Through version 3.91, Pine's licence stated the following:  "Permission
to use, copy, modify, and distribute this software and its documentation
for any purpose and without fee to the University of Washington is
hereby granted...."  Starting with v. 3.92, Pine changed to a
more-restrictive licence.  Since that change, U. of W. has alleged,
retroactively, that even the _old_ licence never allowed distribution of
modified versions.  In other words, they say you may distribute the
software, and may modify it, but may not modify it and then distribute
the result.  U. of W.  threatened to sue the Free Software Foundation
(href="http://lists.debian.org/debian-legal-0008/msg00147.html) for
distributing modified binaries.  This is not a trivial matter, but
rather a key right.  

Egil Kvaleberg's MANA (http://www.kvaleberg.com/mana.html) is a modern,
genuinely free (open-source) update of Pine 3.91.  However, MANA remains
under the shadow of U. of W.'s licence interpretation.

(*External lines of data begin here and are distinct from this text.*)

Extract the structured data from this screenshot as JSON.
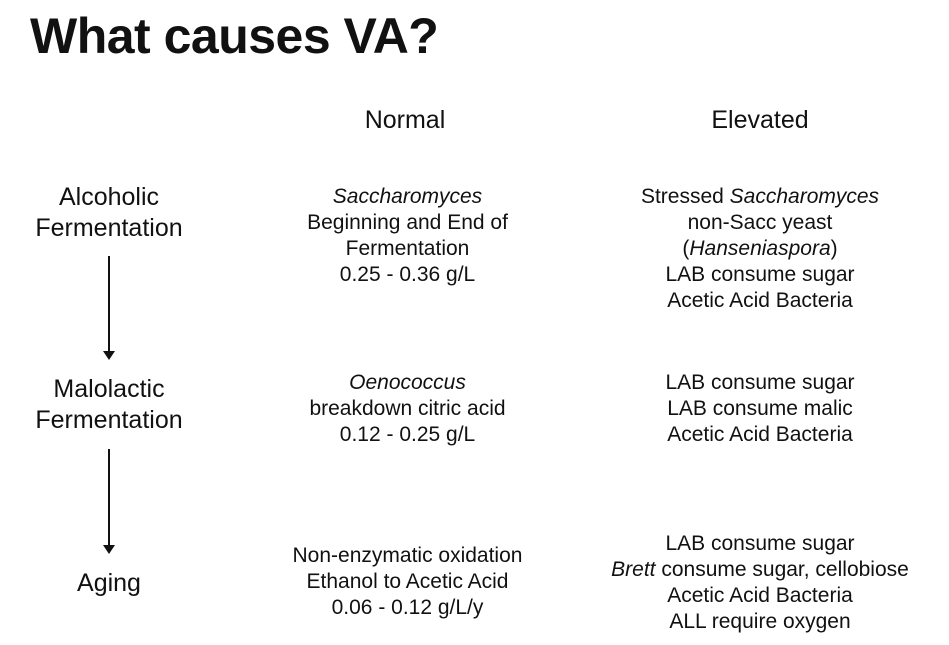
{
  "title": "What causes VA?",
  "headers": {
    "normal": "Normal",
    "elevated": "Elevated"
  },
  "stages": [
    {
      "name_lines": [
        "Alcoholic",
        "Fermentation"
      ],
      "normal": [
        {
          "parts": [
            {
              "t": "Saccharomyces",
              "i": true
            }
          ]
        },
        {
          "parts": [
            {
              "t": "Beginning and End of",
              "i": false
            }
          ]
        },
        {
          "parts": [
            {
              "t": "Fermentation",
              "i": false
            }
          ]
        },
        {
          "parts": [
            {
              "t": "0.25 - 0.36 g/L",
              "i": false
            }
          ]
        }
      ],
      "elevated": [
        {
          "parts": [
            {
              "t": "Stressed ",
              "i": false
            },
            {
              "t": "Saccharomyces",
              "i": true
            }
          ]
        },
        {
          "parts": [
            {
              "t": "non-Sacc yeast",
              "i": false
            }
          ]
        },
        {
          "parts": [
            {
              "t": "(",
              "i": false
            },
            {
              "t": "Hanseniaspora",
              "i": true
            },
            {
              "t": ")",
              "i": false
            }
          ]
        },
        {
          "parts": [
            {
              "t": "LAB consume sugar",
              "i": false
            }
          ]
        },
        {
          "parts": [
            {
              "t": "Acetic Acid Bacteria",
              "i": false
            }
          ]
        }
      ]
    },
    {
      "name_lines": [
        "Malolactic",
        "Fermentation"
      ],
      "normal": [
        {
          "parts": [
            {
              "t": "Oenococcus",
              "i": true
            }
          ]
        },
        {
          "parts": [
            {
              "t": "breakdown citric acid",
              "i": false
            }
          ]
        },
        {
          "parts": [
            {
              "t": "0.12 - 0.25 g/L",
              "i": false
            }
          ]
        }
      ],
      "elevated": [
        {
          "parts": [
            {
              "t": "LAB consume sugar",
              "i": false
            }
          ]
        },
        {
          "parts": [
            {
              "t": "LAB consume malic",
              "i": false
            }
          ]
        },
        {
          "parts": [
            {
              "t": "Acetic Acid Bacteria",
              "i": false
            }
          ]
        }
      ]
    },
    {
      "name_lines": [
        "Aging"
      ],
      "normal": [
        {
          "parts": [
            {
              "t": "Non-enzymatic oxidation",
              "i": false
            }
          ]
        },
        {
          "parts": [
            {
              "t": "Ethanol to Acetic Acid",
              "i": false
            }
          ]
        },
        {
          "parts": [
            {
              "t": "0.06 - 0.12 g/L/y",
              "i": false
            }
          ]
        }
      ],
      "elevated": [
        {
          "parts": [
            {
              "t": "LAB consume sugar",
              "i": false
            }
          ]
        },
        {
          "parts": [
            {
              "t": "Brett",
              "i": true
            },
            {
              "t": " consume sugar, cellobiose",
              "i": false
            }
          ]
        },
        {
          "parts": [
            {
              "t": "Acetic Acid Bacteria",
              "i": false
            }
          ]
        },
        {
          "parts": [
            {
              "t": "ALL require oxygen",
              "i": false
            }
          ]
        }
      ]
    }
  ]
}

Because of this licence problem and legal stance, Pine is omitted from
machines I maintain -- likewise MANA, because of its related legal
issues (as long as it still includes U. of W. code).  If you support
free (open-source) software, you should do likewise.  However, there are
ways to accomodate long-time Pine users:

The Mutt mail reader (http://www.mutt.org/), by "Elm" author Michael R.
Elkins, is a next-generation effort based on lessons learned from many
mail programs, including Pine.  As a convenience for Pine users, it
includes a Pine-emulation mode (a Pine.rc file) to adopt the most-used
Pine command keys (keybindings).  To use it, put the following script in
/usr/local/bin as "pine", and chmod it to 755 (executable):

#!/bin/sh
/usr/bin/mutt -F /usr/doc/mutt/examples/Pine.rc

This is (necessarily) an incomplete emulation:  It does not make Mutt
display Pine's menus, just honour its command keys.

The Pine package also furnishes the popular simple text editor Pico --
which therefore suffers the same prohibitive licence problem.
Fortuately, Chris Allegretta has created a free-software clone, nano,
(http://www.asty.org/nano/), whose emulation of pico is said to be
perfect.  After installing nano, create symbolic link
/usr/local/bin/pico, pointing to it.